Les condamnations à mort prononcées en première instance, en 2002, contre deux professeurs d’université, Salum Abu Hanak et Abdullah Ahmed Izzedin, ont été confirmées en appel. Selon le droit libyen, ces condamnations doivent maintenant être examinées par la Cour suprême. Si elles sont confirmées, elles ne pourront ensuite être exécutées qu’avec l’accord du plus haut organe judiciaire du pays, à savoir le Conseil suprême des organes judiciaires.

Par ailleurs, quelque 83 prisonniers d’opinion, jugés en 2002 dans cette même affaire et condamnés à des peines de détention allant de dix ans à la perpétuité, ont aussi vu leurs peines confirmées. Ils n’ont plus de recours possible. Enfin, 66 autres hommes également jugés dans cette affaire ont vu leur acquittement confirmé.

« Ces hommes ne devraient même pas avoir été traduits en justice. Nous sommes consternés par le fait que leurs condamnations aient été confirmées et nous demandons la libération immédiate et sans condition de ces prisonniers d’opinion », a déclaré Amnesty International.

Ces condamnations auraient été prononcées par contumace, les accusés ayant semble-t-il refusé de comparaître ce 1er décembre en signe de protestation. En avril et en octobre 2004, ils avaient déjà exprimé leur colère en se mettant en grève de la faim pour demander, entre autres, leur libération. Les personnes jugées dans cette affaire sont des travailleurs intellectuels et des étudiants qui ont été arrêtés en juin 1998 ou après parce qu’ils étaient soupçonnés de soutenir ou d’avoir des sympathies pour le groupe interdit Al Jamaa al Islamiya al Libiya (Groupe islamique libyen) - connu également sous le nom d’Al Ikhwan al Muslimin (les Frères musulmans).

Lors de leur visite en Libye en février 2004, les délégués d’Amnesty International se sont beaucoup entretenus de l’affaire des Frères musulmans avec les autorités libyennes. Dans tous les entretiens, il a été confirmé que ces hommes n’avaient été déclarés coupables d’aucune activité en lien avec l’usage de la violence ou prônant la violence.
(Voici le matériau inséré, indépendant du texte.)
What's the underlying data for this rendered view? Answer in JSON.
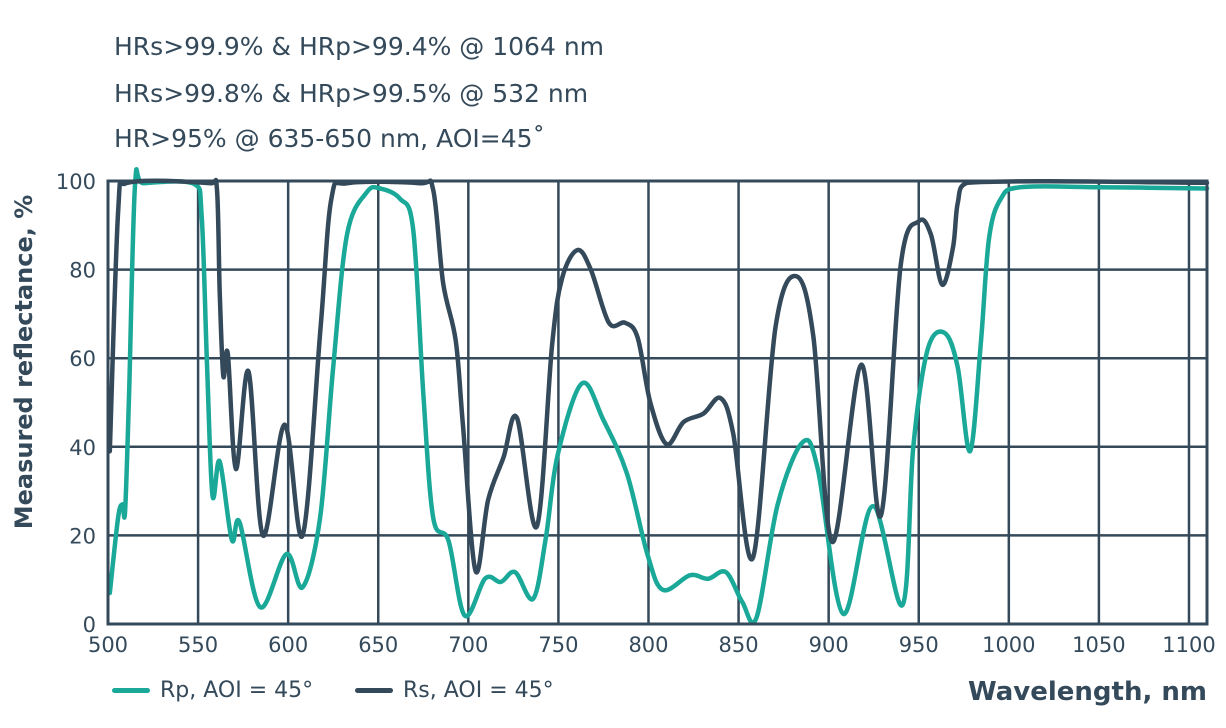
{
  "annotations": [
    "HRs>99.9% & HRp>99.4% @ 1064 nm",
    "HRs>99.8% & HRp>99.5% @ 532 nm",
    "HR>95% @ 635-650 nm, AOI=45˚"
  ],
  "chart_data": {
    "type": "line",
    "title": "",
    "xlabel": "Wavelength, nm",
    "ylabel": "Measured reflectance, %",
    "xlim": [
      500,
      1110
    ],
    "ylim": [
      0,
      100
    ],
    "xticks": [
      500,
      550,
      600,
      650,
      700,
      750,
      800,
      850,
      900,
      950,
      1000,
      1050,
      1100
    ],
    "yticks": [
      0,
      20,
      40,
      60,
      80,
      100
    ],
    "grid": true,
    "legend_position": "bottom-left",
    "series": [
      {
        "name": "Rp, AOI = 45°",
        "color": "#1aa898",
        "x": [
          501,
          505.6,
          508,
          509.5,
          511.7,
          515,
          519.5,
          548,
          552,
          555,
          558,
          562,
          568.7,
          573,
          584.5,
          599,
          608,
          617.7,
          625,
          632.7,
          643.7,
          651,
          662,
          669.4,
          675,
          680.5,
          689,
          698,
          709.4,
          718,
          726,
          736,
          743,
          749.5,
          763,
          775,
          788,
          799.5,
          808,
          823,
          833,
          843,
          852,
          860,
          871.7,
          885.5,
          894,
          908,
          924.4,
          941,
          947,
          955,
          964.4,
          971.6,
          978.5,
          984.5,
          989,
          995.6,
          1006.7,
          1050,
          1110
        ],
        "y": [
          7,
          24,
          27,
          25.5,
          52,
          99,
          99.5,
          99.3,
          92,
          58,
          29,
          36.7,
          19,
          23,
          3.8,
          15.8,
          8.3,
          24,
          58,
          88,
          97.5,
          98.3,
          96,
          89,
          52,
          24,
          18.8,
          1.9,
          10.3,
          9.5,
          11.7,
          5.7,
          19.4,
          38,
          54.3,
          46,
          34,
          15.6,
          7.7,
          11,
          10.2,
          11.7,
          5,
          1.5,
          27,
          41,
          35,
          2.3,
          26.6,
          4.3,
          40,
          62,
          65.7,
          58,
          39,
          63.6,
          87,
          96,
          98.6,
          98.6,
          98.3
        ]
      },
      {
        "name": "Rs, AOI = 45°",
        "color": "#34495a",
        "x": [
          501,
          505.6,
          510,
          557,
          560.5,
          562,
          564,
          566.5,
          571,
          578,
          586,
          598,
          608,
          618,
          624,
          633,
          673,
          680.5,
          686,
          693,
          697,
          704,
          711,
          719.5,
          727,
          738,
          746.5,
          752,
          760.5,
          768,
          778,
          787,
          794,
          801,
          810,
          819.5,
          830.5,
          840,
          847,
          858,
          870.5,
          882,
          891.5,
          902,
          918,
          929,
          940,
          950,
          956.7,
          963,
          969,
          971.6,
          977,
          1110
        ],
        "y": [
          39,
          93,
          99.5,
          99.5,
          98,
          75,
          56,
          61,
          35,
          57,
          20,
          45,
          20,
          67,
          96,
          99.5,
          99.5,
          98,
          77,
          64,
          45,
          12,
          28,
          37.6,
          46.5,
          22,
          63,
          78,
          84.4,
          80,
          68,
          68,
          64.6,
          50,
          40.6,
          45.6,
          47.5,
          51,
          43,
          15,
          67,
          78.5,
          65,
          18.5,
          58.5,
          24.5,
          81,
          90.9,
          88,
          76.6,
          85,
          95,
          99.6,
          99.6
        ]
      }
    ]
  }
}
Ils sont poursuivis au titre de la Loi 71 de 1972, qui interdit la formation de partis politiques en punissant le seul fait d’exprimer ses idées et de se réunir pour en débattre avec d’autres en secret.

En février 2004, Abdullah Ahmed Izzedin a déclaré à Amnesty International : « Je ne suis pas contre le régime et je n’ai pas de buts politiques. Je voulais seulement œuvrer pour réformer et améliorer la société. »

Pendant les six ans et demi qu’ils ont passés en détention, les accusés ont vu leurs droits bafoués de manière flagrante, même lorsque ceux-ci étaient garantis par le droit libyen. Ainsi, ils ont été coupés du monde extérieur et privés du droit de désigner un avocat de leur choix et d’être jugés dans un délai raisonnable. En outre, leur procès devant le Tribunal populaire, tribunal d’exception connu pour juger les affaires à caractère politique, était loin de respecter les normes internationales relatives à l’équité des procès.

Ces hommes ont été détenus au secret pendant près de trois ans. Pendant cette période, certains ont affirmé avoir été torturés après leur arrestation par des membres de la Sûreté intérieure ; on leur aurait notamment fait subir la torture de la falaqa (coups assenés sur la plante des pieds). Ils auraient aussi été contraints de signer des « aveux ». Depuis son ouverture pendant l’été 2002, leur procès en appel a été renvoyé à maintes reprises, avec une audience environ tous les trois mois, qui ne durait, semble-t-il, que quelques minutes à chaque fois.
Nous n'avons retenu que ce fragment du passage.